Eleições em Madagáscar foram livres e democráticas

O Centro Carter e o Instituto Eleitoral para uma Democracia Durável em África (EISA) consideraram hoje que as eleições presidenciais e legislativas de sexta-feira em Madagáscar foram livres e democráticas.

Os dois atos eleitorais "desenrolaram-se dentro das condições que foram permitidas aos eleitores, para escolherem livremente os seus dirigentes", declarou o antigo presidente da Mauritânia Cassam Uteem, que dirigiu a missão de observação da EISA, uma organização baseada em Joanesburgo, na África do Sul.
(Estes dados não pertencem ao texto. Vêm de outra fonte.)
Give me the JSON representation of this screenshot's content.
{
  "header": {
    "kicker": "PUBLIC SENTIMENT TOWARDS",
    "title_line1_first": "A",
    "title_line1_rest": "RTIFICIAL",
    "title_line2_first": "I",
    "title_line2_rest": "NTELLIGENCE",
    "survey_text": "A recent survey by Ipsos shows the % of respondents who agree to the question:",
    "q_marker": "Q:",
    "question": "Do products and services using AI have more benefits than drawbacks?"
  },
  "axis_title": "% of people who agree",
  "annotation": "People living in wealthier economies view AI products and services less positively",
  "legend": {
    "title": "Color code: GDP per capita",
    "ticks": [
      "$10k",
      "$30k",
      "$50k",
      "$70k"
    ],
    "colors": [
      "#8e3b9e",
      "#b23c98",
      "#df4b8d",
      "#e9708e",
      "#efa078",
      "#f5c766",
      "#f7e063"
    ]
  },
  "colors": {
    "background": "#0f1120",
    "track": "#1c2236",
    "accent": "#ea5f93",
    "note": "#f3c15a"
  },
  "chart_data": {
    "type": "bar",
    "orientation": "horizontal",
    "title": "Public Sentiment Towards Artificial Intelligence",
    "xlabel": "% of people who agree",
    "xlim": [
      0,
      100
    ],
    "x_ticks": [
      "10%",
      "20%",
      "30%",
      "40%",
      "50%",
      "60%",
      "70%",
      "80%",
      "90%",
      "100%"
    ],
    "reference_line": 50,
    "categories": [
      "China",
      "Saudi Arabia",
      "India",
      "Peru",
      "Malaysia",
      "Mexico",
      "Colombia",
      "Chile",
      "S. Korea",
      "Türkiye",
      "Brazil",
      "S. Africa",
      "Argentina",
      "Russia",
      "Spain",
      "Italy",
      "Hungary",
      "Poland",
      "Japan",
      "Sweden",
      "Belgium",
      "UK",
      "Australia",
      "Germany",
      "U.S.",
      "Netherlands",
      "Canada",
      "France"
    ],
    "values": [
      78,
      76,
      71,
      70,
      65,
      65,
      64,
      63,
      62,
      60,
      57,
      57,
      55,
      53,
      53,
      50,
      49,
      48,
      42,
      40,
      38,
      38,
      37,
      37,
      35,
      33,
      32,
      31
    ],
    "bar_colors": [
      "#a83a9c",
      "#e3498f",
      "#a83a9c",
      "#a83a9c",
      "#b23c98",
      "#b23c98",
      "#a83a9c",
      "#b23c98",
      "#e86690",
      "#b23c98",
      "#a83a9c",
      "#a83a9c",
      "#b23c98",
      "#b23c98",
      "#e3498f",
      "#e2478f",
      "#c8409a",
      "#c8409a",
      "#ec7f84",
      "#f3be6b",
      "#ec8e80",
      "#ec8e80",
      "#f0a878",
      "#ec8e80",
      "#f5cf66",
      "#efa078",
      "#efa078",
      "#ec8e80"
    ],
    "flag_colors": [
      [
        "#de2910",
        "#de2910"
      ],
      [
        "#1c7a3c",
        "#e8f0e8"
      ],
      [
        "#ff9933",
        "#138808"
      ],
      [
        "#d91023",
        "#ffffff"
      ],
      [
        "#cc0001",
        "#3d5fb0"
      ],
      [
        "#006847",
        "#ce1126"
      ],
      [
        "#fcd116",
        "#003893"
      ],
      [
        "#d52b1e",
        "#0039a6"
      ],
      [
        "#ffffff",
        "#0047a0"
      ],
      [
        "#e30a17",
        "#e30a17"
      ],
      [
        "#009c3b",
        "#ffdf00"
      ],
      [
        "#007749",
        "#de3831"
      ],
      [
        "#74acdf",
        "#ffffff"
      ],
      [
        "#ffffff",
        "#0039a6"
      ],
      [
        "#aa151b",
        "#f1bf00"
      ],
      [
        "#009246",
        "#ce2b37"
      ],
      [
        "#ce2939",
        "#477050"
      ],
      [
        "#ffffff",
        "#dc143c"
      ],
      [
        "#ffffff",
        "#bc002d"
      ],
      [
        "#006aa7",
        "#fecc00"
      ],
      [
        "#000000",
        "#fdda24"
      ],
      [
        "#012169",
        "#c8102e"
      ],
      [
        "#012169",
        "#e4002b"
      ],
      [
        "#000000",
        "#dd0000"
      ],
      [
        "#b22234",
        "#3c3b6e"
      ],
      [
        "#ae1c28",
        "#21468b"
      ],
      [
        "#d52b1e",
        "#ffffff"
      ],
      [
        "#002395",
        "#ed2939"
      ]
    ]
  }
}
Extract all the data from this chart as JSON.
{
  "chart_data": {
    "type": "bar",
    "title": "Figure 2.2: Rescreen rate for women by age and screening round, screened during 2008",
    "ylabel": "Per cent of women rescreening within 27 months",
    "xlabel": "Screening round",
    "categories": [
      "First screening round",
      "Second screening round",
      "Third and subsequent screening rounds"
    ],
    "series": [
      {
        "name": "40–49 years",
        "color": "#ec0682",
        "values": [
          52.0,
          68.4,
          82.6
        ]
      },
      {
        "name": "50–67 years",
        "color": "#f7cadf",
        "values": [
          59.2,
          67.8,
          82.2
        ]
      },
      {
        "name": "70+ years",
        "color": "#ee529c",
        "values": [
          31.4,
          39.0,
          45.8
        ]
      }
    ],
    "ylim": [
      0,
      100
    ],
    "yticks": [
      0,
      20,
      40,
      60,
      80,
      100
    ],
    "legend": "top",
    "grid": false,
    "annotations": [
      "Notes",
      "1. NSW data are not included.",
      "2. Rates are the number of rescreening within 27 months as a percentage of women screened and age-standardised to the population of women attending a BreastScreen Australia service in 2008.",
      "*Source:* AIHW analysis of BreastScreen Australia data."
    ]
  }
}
A missão da EISA, que detetou ainda alguns incidentes, foi "relativamente bem-sucedida", apesar de algumas contrariedades de ordem logística, financeira e até do clima, uma vez que Madagáscar está na estação das chuvas.

O chefe da missão do Centro Carter, organização não-governamental fundada pelo antigo presidente dos Estados Unidos Jimmy Carter, assinalou "irregularidades isoladas" nas eleições presidenciais e legislativas.

"Os observadores do Centro Carter e a EISA não constataram qualquer prova de intimidação generalizada, de campanhas ativas próximo de áreas de voto ou de tentativas flagrantes de fraude eleitoral", disse John Stremlau.

As conclusões preliminares das eleições naquela nação da África Austral são semelhantes às que foram produzidas pela organização de países francófonos no sábado.

A Comunidade de Desenvolvimento de África Austral (SADC), a Comissão do Oceano Índico, a União Europeia e a União Africana deverão pronunciar-se sobre

o duplo ato eleitoral mais tarde.

Admite-se que as conclusões sejam "as mesmas mais ou menos", segundo um observador estrangeiro presente numa reunião de concertação de diferentes missões de observação destacadas para a ilha.

Os dois candidatos às eleições presidenciais reivindicam ambos a vitória e acusaram-se mutuamente de fraudes no sábado.

Robinson Jean Louis, o candidato apoiado pelo antigo presidente Marc Ravalomanana, denunciou no sábado a ocorrência de "fraudes massivas".

O diretor do seu gabinete, Elisé Razaka, aludiu no sábado a intimidações em Toamasina, cidade portuária a este da Grande Ilha.

"Os nossos observadores não encontraram intimidações em Toamasina. Há procedimentos em campo e, se alguém tem alguma coisa a revelar, forneçam provas ao tribunal eleitoral especial e a comunidade internacional estará lá para seguir o processo", respondeu John Stremlau.

Por seu lado, Cassam Uteem disse à France Presse que "todos os observadores e membros da equipa da EISA confirmaram que tudo se desenrolou dentro da transparência e não há qualquer razão para crer que tenham existido fraudes".

"Existiram pequenas irregularidades que existem um pouco por todo o lado e não são específicas de Madagáscar", acrescentou.

Perante as acusações, o outro candidato à presidência, Hery Rajaonarimampianina, que já foi ministro das Finanças, nega qualquer fraude e diz que tem provas que o seu oponente é que manipulou as eleições.